3. The method for preparing the nano zinc oxide antibacterial non-woven fabric according to claim 2, characterized in that: the area ratio of the non-woven fabric to the zinc oxide target is 0.6-1.0, and the distance between the non-woven fabric and the zinc oxide target is 5-7 cm.

4. The method for preparing nano zinc oxide antibacterial non-woven fabric according to claim 1, which comprisesCharacterized in that the sputtering preparation step is also included, the non-woven fabric is placed on a conveying object stage before the pre-pumping cavity, the pre-pumping cavity is opened, the non-woven fabric is fed into the pre-pumping cavity, and the pressure of the pre-pumping cavity is pumped to 10 DEG^-4After the Torr is carried out, the non-woven fabrics wait in the pre-pumping cavity, and once the sputtered non-woven fabrics are sent out from the sputtering cavity, the sputtering cavity can be opened to allow the non-woven fabrics to be subsequently plated to enter.

5. The method for preparing nano zinc oxide antibacterial non-woven fabric according to claim 2, 3 or 4, characterized in that: the thickness of the zinc oxide film is 20-2000 nm.

6. The utility model provides an antibiotic non-woven fabrics of nanometer zinc oxide, includes the non-woven fabrics body, its characterized in that: the non-woven fabric body is sputtered with a zinc oxide film.

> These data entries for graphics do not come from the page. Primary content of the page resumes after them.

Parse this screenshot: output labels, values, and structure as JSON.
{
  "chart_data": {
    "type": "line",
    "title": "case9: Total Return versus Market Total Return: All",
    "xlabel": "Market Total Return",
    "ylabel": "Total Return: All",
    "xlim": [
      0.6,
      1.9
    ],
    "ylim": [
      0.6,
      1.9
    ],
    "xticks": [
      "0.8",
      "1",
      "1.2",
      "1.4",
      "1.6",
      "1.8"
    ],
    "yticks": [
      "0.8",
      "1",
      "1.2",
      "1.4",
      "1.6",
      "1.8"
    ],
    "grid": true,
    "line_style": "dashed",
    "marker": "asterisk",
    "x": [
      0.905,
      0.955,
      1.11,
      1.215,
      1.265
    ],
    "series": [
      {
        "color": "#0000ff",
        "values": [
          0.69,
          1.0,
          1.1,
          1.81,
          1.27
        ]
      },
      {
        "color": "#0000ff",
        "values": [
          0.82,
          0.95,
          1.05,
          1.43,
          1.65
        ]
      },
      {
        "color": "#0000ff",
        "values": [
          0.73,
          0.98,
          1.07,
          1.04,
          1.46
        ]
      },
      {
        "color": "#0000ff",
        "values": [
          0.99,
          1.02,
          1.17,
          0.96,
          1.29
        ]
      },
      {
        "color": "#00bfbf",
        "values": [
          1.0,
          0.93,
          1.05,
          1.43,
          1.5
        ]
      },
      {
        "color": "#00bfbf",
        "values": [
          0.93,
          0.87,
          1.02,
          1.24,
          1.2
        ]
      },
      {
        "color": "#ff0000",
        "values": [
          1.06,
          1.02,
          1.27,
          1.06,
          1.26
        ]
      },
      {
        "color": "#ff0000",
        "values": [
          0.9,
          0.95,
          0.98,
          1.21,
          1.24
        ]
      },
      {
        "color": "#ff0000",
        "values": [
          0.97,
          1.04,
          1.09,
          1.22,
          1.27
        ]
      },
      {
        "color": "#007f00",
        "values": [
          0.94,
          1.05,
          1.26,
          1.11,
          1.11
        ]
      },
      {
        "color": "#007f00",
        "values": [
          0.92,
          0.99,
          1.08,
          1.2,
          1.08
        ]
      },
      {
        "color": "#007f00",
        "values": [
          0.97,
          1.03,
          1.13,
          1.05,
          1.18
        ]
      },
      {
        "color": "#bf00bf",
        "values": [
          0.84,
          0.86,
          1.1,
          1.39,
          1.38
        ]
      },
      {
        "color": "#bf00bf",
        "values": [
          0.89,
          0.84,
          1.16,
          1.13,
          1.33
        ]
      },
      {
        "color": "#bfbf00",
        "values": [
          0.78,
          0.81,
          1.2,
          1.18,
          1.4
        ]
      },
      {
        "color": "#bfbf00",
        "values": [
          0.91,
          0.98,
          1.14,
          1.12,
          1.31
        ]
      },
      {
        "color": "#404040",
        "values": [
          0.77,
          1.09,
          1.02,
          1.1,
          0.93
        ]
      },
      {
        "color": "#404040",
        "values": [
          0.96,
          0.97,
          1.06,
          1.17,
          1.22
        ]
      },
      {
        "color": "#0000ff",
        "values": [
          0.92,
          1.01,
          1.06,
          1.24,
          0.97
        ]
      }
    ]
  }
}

7. The nano zinc oxide antibacterial non-woven fabric according to claim 6, characterized in that: the thickness of the zinc oxide film is 20-2000 nm.

8. A medical mask containing nano zinc oxide antibacterial non-woven fabric is characterized in that: include in proper order from outside to inside and refuse to glue and glue nonwoven layer, the antibiotic nonwoven layer of nanometer zinc oxide, electret polypropylene and glue nonwoven layer, hydrophilic super gentle spunbond nonwoven layer, the antibiotic nonwoven layer of nanometer zinc oxide includes the non-woven fabrics body, has sputtered the zinc oxide film on this non-woven fabrics body.

9. The medical mask containing nano zinc oxide antibacterial non-woven fabric according to claim 8, characterized in that: the thickness of the zinc oxide film is 20-2000 nm.